Loss of Biventricular Pacing: What’s the Problem?

Case presentation

A 74-year-old man with a long history of ischaemic dilated cardiomyopathy and a severely depressed left ventricular ejection fraction (LVEF) of 15% went to the hospital because of dyspnoea and epigastric discomfort for six days, triggered by an emotional event.

Seven days before, he had a scheduled ambulatory cardiological assessment, including a clinical and biological work up, interrogation of his cardioverter resynchronisation therapy-defibrillator device (CRT-D), which showed biventricular pacing of 99% without any arrhythmia, and echocardiography; the global clinical situation was considered stable under both maximal medical and resynchronisation therapies.

The day after, the patient suered a violent emotional shock (the death of his beloved cat), which was followed by epigastric discomfort and progressive dyspnoea. He waited a week before the present consultation. Clinically the patient was normotensive and normocardic; he showed signs of hypoperfusion with cold extremities and discreet marbling on legs. Lung auscultation was normal. The rest of the physical examination was unremarkable.

The initial ECG is shown in Figure 1 and Figure 2.

Question

What is the problem on the ECG?

Commentary

The ECG shows a regular wide-complex (QRS duration of 160 ms), normocardiac rhythm (95/min) with an atypical right bundle-branch block morphology (qR in leads V1 to V4) and right axis deviation and. Positive P waves without any relation with QRS complexes can easily be seen in lead V1, indicating ventricular dissociation; these P waves are also positive in lead I and in inferior leads and negative in aVR suggesting a sinus node origin (arrows). All these features are diagnostic of a slow ventricular tachycardia (VT) [1,2]. The last visible QRS complex is a ventricular premature beat and a red mark is superimposed to the fifth QRS complex in the extremity leads and to the second QRS complex in precordial leads.

The laboratory workup showed increased N-terminal pro-B-type natriuretic peptide (NT-proBNP) to twice the reference value. A transthoracic echocardiogram confirmed the pre-existing poor LVEF. Interrogation of the CRT-D showed incessant episodes of nonsustained and sustained VT for six days and, accordingly, depressed biventricular pacing to 70%. The arrhythmias were classified as ventricular sense episodes by the device and not as VT because of the slow frequency of 95 bpm, which was below the programmed VT detection rate of 128 bpm (470 ms). The VT was successfully overdriven with an accelerated resynchronised pacing rate of 1OO bpm.

The patient underwent an electrophysiology study that could not induce any ventricular arrhythmia: local abnormal ventricular activities were diusely eliminated and a line around a large anterior infarct scar was ablated.

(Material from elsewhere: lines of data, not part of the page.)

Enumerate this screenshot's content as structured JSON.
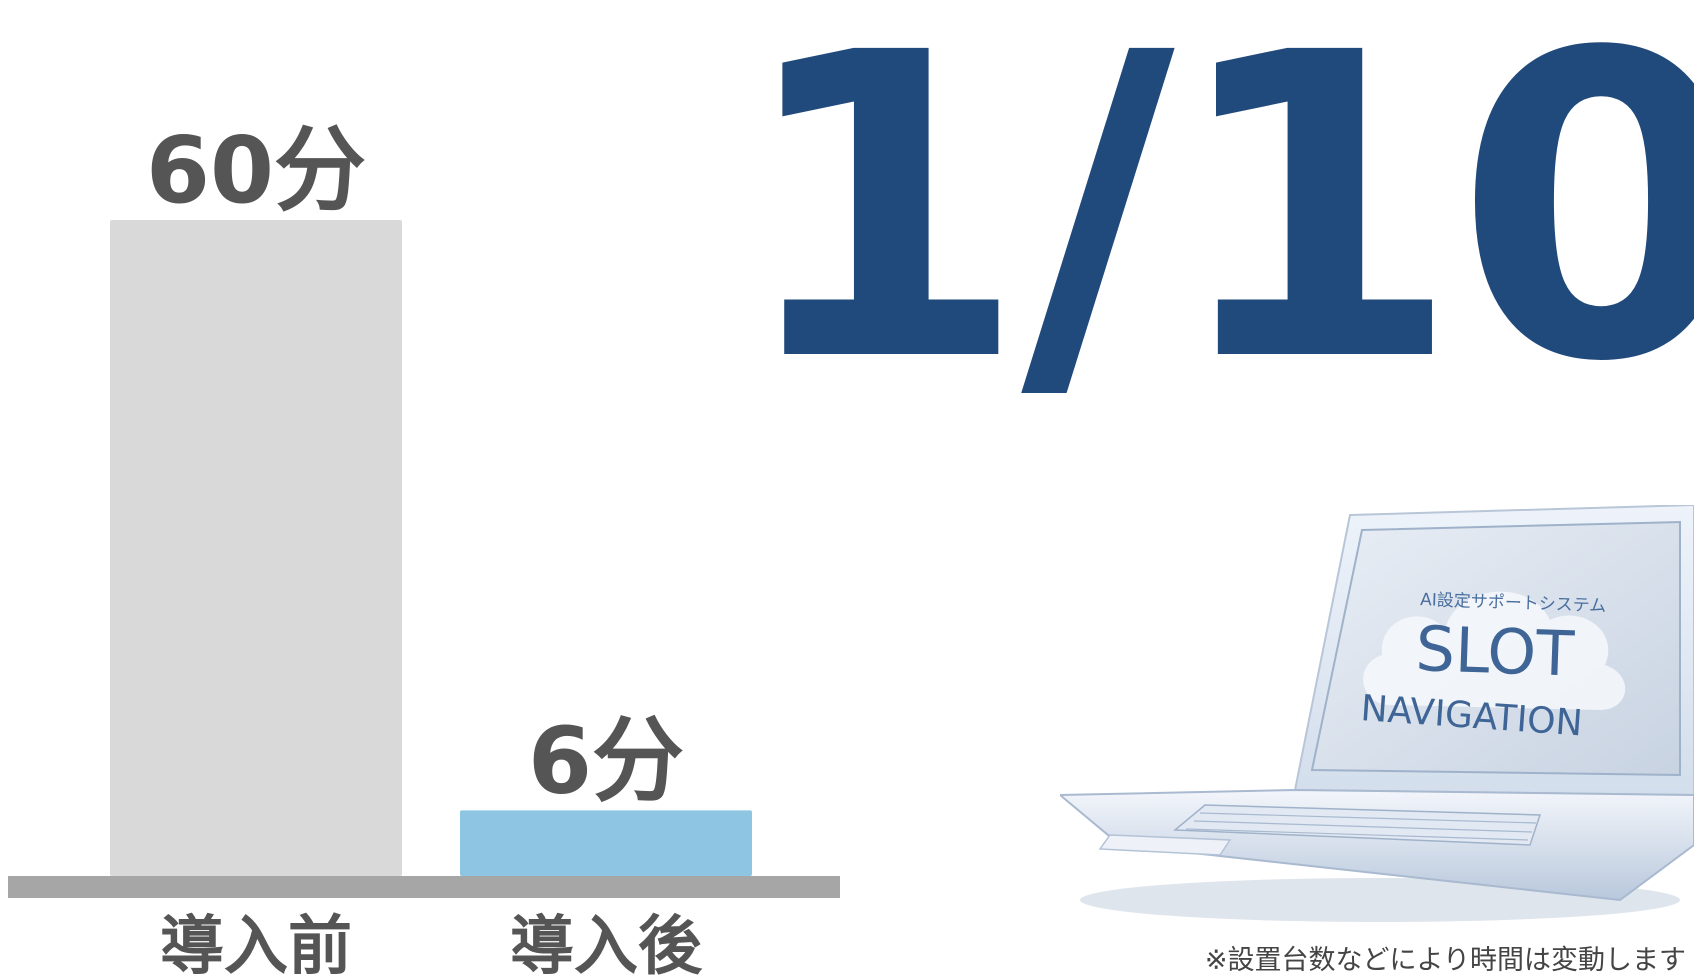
{
  "chart_data": {
    "type": "bar",
    "categories": [
      "導入前",
      "導入後"
    ],
    "values": [
      60,
      6
    ],
    "value_labels": [
      "60分",
      "6分"
    ],
    "colors": [
      "#d9d9d9",
      "#8ec5e2"
    ],
    "baseline_color": "#a6a6a6",
    "ylim": [
      0,
      60
    ],
    "title": "",
    "xlabel": "",
    "ylabel": ""
  },
  "headline": {
    "text": "1/10",
    "color": "#214a7c"
  },
  "laptop": {
    "icon": "laptop-icon",
    "screen_subtitle": "AI設定サポートシステム",
    "screen_title_line1": "SLOT",
    "screen_title_line2": "NAVIGATION"
  },
  "footnote": "※設置台数などにより時間は変動します"
}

After the procedure, the ECG showed a resynchronised paced rhythm at 75 bpm (Figure 3). After a long discussion, destination therapy was accepted by the patient.

This case reminds us that a patient with a CRT-D may present with prolonged unrecognised slow VT leading to a loss of resynchronisation and haemodynamic instability [3]. In these situations, an ECG is mandatory as simple pulse check by the patient or the physician will be confusing.

Indeed, VT above the tachycardia detection interval may be associated with clinical symptoms such as angina, palpitations, heart failure and syncope [4,5]. Independent predictors of slow VTs are impaired left ventricular function, inducible and spontaneous monomorphic VTs, and class III anti-arrhythmic drugs (amiodarone).

This case also reminds us that a violent emotional event may trigger ventricular arrhythmias and be the cause of a sudden cardiac death.